Im Prater blühn wieder die Bäume“: Das taten sie schon 1916, als ein heute weithin vergessener gebürtiger Prager, Kurt Robitschek, diesen Text zu einer Melodie von Robert Stolz lieferte; das tun sie auch heuer wieder, bald 30 Jahre, nachdem die für die Robitschek'schen Praterbäume, die Rosskastanien nämlich, so fatale Kastanienminiermotte Österreich erreicht hat.

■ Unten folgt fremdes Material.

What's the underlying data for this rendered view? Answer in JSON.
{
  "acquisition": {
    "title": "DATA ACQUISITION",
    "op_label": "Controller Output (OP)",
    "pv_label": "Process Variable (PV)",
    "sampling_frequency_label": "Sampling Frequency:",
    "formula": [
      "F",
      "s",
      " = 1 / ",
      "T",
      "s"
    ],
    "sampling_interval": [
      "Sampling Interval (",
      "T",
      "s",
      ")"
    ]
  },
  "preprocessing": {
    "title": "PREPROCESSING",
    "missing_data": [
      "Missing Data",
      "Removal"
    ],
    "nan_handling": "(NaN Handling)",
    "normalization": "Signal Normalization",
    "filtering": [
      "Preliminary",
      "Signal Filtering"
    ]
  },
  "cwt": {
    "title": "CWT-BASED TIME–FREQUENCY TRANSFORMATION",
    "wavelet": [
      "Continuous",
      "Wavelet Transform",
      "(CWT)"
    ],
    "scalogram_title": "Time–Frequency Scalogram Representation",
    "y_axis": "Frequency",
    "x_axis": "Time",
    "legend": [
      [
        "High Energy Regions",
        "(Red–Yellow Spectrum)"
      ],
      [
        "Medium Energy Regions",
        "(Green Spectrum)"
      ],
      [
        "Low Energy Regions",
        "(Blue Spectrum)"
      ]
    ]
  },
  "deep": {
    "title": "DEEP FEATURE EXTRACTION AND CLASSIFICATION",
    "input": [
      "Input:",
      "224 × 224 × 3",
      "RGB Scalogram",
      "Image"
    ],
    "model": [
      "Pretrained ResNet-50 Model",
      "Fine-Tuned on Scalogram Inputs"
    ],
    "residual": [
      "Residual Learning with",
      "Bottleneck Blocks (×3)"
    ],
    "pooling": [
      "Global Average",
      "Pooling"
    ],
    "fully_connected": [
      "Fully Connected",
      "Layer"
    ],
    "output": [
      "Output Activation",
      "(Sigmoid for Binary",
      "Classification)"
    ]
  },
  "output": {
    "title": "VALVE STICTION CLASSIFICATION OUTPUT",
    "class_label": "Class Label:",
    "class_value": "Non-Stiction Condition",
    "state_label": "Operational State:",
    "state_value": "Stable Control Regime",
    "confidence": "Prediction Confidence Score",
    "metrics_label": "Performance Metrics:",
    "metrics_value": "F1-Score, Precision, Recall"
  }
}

Deren Larven drangsalieren die hiesigen Rosskastanienbestände seither mit bedauerlicher Verlässlichkeit, doch immerhin haben wir mittlerweile halbwegs mit der flatterhaften Lästigkeit zu leben gelernt: Kundige Gärtner schaufeln jeden Herbst das Rosskastanienlaub aus Parkanlagen und von Straßenrändern (eine der wenigen tauglichen Maßnahmen gegen den Befall), und zumindest in Wien hat man sich darauf verständigt, nur mehr Bestände von historischem Wert, etwa die in der Hauptallee, im Fall des Ausfalles artgleich nachzusetzen. Die allerdings aus gutem Grund: Schließlich zählt die Rosskastanie zu den quasi konstitutiven Merkmalen Wiens, und das keineswegs nur (siehe oben) im hiesigen Liedgut oder wegen ihres spektakulären Frühlingskleids, sondern – und gemeinsam mit dem Flieder – auch des Geruchs wegen. So wollen Studien Rosskastanie und Flieder als typisch Wiener Düfte erkannt haben. Wozu passt, dass auch der Flieder, jedenfalls der „draußen in Sievering“, längst höhere Liedweihen, noch dazu aus der Feder von Johann Strauss, erfahren hat.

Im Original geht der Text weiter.